Black Bean Butternut Squash Enchiladas
The overwhelming thing about squash is "how in the world do I cut this thing without losing a finger?" which is why I tend to lean towards Trader Joe's pre-cut varieties like their already cubed up butternut squash for these Black Bean Butternut Squash Enchiladas. There are plenty of ways to get around using the pre-cut bags like cooking squash prior to cutting - especially spaghetti squash - or following this chopping tutorial for butternut squash. Rich in vitamin A, C, fiber and, like all veggies, low in calories, butternut squash is a perfect addition to any plate. Mixed with spinach and enchilada sauce, these Black Bean Butternut Squash Enchiladas were finished off with a few generous shakes of nutritional yeast for some B vitamins and cheesy [vegan] flavor!
I hadn't tried these Whole Wheat Tortillas from Whole Foods, but they turned out to be delicious and just the right size for these enchiladas. You'll even have a few leftover for wraps or tacos at a later date!
Once you've cooked the squash and whipped up my Smokey Enchilada Sauce you're SO close to enjoying these veggie filled tortillas!
Black bean butternut squash enchiladas
INGREDIENTS
12 oz. butternut squash, cubed + roasted [I used Trader Joe's pre-cut]
~2 cups enchilada sauce, divided [my smokey enchilada sauce or store-bought]
1 can black beans, drained + rinsed
2 handfuls of spinach
4-5 whole wheat tortillas [I used 8"]
nutritional yeast [optional]
optional toppings >> avocado, salsa, cilantro, shredded cheese/sour cream [for non-vegan variety!]
INSTRUCTIONS
Roast butternut squash at 400 degrees for ~25 minutes until tender.
Lightly grease a baking dish - I used a 9 X 13. You could likely squeeze these into a smaller dish.

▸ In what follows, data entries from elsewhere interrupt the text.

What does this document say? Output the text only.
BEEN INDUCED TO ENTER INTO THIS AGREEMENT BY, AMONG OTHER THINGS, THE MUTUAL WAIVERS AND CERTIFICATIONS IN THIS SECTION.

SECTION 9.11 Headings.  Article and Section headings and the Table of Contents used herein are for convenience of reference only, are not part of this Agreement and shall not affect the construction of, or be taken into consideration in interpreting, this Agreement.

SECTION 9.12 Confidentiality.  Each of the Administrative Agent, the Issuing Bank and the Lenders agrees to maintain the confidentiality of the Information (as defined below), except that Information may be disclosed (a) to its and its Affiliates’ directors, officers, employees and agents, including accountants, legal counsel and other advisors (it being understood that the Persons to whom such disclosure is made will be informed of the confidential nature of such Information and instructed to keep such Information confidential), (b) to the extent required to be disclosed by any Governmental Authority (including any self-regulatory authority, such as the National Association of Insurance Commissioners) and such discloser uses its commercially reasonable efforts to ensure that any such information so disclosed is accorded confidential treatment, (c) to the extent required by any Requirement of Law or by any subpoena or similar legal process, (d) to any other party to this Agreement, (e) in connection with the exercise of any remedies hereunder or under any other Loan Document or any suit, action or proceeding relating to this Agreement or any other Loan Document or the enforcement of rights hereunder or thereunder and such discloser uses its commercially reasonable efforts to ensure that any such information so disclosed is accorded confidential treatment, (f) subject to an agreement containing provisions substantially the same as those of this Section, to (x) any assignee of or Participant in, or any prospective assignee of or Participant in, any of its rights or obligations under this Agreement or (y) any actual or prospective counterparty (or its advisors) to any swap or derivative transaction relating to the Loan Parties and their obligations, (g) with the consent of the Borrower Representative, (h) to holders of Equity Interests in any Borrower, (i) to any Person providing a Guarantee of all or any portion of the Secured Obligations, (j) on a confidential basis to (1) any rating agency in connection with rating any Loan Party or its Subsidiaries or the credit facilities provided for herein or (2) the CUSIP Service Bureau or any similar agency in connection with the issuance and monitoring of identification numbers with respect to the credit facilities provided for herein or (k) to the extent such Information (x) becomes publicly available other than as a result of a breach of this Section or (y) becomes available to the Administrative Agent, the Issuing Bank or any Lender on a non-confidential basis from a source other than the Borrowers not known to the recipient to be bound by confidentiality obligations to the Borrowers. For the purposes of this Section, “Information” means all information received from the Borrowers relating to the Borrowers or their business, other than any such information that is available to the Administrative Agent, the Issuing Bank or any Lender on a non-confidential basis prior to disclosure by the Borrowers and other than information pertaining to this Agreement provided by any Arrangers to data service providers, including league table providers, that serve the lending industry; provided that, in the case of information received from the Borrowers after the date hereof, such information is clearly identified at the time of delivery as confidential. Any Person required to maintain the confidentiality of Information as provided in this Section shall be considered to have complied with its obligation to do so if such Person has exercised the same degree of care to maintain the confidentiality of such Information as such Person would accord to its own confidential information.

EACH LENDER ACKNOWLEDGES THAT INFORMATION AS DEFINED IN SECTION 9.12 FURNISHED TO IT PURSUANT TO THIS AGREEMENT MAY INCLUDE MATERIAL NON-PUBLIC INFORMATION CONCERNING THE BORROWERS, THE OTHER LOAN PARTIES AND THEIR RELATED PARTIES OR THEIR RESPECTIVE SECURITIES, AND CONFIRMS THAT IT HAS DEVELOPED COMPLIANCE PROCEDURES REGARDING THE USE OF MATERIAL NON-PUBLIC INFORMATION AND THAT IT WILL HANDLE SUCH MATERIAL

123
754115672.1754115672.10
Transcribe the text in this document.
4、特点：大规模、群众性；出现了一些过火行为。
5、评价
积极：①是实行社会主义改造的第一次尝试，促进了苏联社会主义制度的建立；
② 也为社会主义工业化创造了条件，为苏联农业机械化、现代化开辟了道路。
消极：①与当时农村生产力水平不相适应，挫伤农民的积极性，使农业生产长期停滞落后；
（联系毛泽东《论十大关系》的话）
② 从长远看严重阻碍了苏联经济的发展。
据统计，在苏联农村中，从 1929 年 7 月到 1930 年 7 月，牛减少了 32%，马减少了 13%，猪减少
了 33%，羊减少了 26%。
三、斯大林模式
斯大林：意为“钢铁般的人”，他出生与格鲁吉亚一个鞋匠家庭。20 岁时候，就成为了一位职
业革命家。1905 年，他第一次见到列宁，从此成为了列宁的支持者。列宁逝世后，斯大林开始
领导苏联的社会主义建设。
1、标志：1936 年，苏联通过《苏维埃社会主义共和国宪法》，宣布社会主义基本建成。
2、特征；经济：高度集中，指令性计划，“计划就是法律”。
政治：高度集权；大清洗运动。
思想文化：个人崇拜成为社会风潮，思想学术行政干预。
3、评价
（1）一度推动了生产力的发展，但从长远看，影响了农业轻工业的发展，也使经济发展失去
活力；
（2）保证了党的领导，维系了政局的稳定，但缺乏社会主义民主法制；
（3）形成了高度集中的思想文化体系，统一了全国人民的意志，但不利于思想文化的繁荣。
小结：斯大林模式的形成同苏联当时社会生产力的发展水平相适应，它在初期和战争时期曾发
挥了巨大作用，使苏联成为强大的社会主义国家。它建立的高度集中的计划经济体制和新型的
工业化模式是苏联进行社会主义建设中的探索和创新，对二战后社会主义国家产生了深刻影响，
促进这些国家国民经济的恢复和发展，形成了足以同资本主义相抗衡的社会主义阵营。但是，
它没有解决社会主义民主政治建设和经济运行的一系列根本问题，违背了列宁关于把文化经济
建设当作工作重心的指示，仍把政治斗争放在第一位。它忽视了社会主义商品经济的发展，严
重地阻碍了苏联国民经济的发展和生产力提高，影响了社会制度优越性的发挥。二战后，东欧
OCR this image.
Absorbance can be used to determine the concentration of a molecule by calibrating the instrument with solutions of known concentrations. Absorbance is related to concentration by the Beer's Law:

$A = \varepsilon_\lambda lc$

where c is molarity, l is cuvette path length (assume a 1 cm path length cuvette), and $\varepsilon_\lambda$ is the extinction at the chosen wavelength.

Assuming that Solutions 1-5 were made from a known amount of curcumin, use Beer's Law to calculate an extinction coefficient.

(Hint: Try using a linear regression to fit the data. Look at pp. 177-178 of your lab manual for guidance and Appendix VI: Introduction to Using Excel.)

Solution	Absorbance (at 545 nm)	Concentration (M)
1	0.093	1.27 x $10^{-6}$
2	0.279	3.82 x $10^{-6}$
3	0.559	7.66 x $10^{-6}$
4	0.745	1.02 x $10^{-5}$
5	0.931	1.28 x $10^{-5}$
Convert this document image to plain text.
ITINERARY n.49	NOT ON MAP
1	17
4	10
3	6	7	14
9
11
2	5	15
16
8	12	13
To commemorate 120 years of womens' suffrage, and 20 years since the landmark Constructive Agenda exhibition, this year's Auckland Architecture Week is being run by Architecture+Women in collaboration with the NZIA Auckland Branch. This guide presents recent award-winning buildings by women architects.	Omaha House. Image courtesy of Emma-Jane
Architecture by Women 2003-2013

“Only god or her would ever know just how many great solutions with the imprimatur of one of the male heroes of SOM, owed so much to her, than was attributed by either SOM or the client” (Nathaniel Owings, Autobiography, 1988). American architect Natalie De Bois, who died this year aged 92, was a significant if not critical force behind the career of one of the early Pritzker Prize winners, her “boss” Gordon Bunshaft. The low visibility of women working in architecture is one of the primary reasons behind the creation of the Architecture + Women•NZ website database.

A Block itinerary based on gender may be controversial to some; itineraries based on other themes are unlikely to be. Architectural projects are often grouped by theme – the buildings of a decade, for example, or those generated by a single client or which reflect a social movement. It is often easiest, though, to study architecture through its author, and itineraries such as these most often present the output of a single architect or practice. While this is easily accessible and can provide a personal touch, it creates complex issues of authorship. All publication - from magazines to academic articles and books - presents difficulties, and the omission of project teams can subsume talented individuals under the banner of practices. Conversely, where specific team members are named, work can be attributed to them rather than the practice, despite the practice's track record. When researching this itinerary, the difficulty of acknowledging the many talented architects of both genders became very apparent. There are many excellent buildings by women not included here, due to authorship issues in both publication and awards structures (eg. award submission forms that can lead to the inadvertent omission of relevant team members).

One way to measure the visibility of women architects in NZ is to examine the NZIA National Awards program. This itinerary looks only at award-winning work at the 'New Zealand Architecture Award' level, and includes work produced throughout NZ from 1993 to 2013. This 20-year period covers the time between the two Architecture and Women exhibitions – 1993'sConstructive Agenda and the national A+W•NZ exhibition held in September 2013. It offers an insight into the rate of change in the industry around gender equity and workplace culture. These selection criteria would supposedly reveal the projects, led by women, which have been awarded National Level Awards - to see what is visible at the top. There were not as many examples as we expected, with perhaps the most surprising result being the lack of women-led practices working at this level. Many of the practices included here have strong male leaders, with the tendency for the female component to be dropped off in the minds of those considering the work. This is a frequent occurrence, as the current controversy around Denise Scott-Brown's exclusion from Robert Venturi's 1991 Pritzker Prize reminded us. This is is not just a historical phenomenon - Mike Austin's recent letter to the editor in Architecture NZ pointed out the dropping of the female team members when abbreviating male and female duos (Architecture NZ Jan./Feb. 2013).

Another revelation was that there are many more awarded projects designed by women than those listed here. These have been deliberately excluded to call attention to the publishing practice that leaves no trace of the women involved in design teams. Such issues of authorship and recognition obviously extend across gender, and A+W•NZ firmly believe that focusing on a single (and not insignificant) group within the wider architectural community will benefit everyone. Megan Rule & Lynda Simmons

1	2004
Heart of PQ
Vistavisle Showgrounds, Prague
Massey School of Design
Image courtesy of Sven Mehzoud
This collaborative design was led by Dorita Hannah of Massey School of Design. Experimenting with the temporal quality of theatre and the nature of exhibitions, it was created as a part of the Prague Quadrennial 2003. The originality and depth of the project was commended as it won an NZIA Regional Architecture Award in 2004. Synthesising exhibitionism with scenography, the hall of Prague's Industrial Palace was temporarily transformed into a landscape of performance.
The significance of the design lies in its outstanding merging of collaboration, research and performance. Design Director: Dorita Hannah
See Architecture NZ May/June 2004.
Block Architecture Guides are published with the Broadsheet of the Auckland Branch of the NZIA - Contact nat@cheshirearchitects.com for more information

While the squash is cooking, make my Smokey Enchilada Sauce, or skip this step and use store-bought.
Once butternut squash has cooled slightly, add to a large bowl with beans, spinach, and 1 cup enchilada sauce. Mix well.
Scoop 1/2 cup squash mix into a tortilla. Roll up and place in the baking dish. Repeat with remaining filling [fills 4-5 tortillas - if you have left over filling, top the filled tortillas with it prior to the next step].
Cover enchiladas with remaining sauce and sprinkle with nutritional yeast.
Turn the oven down to 350 degrees and bake for 20-22 minutes.
Top with your favorite enchilada toppings!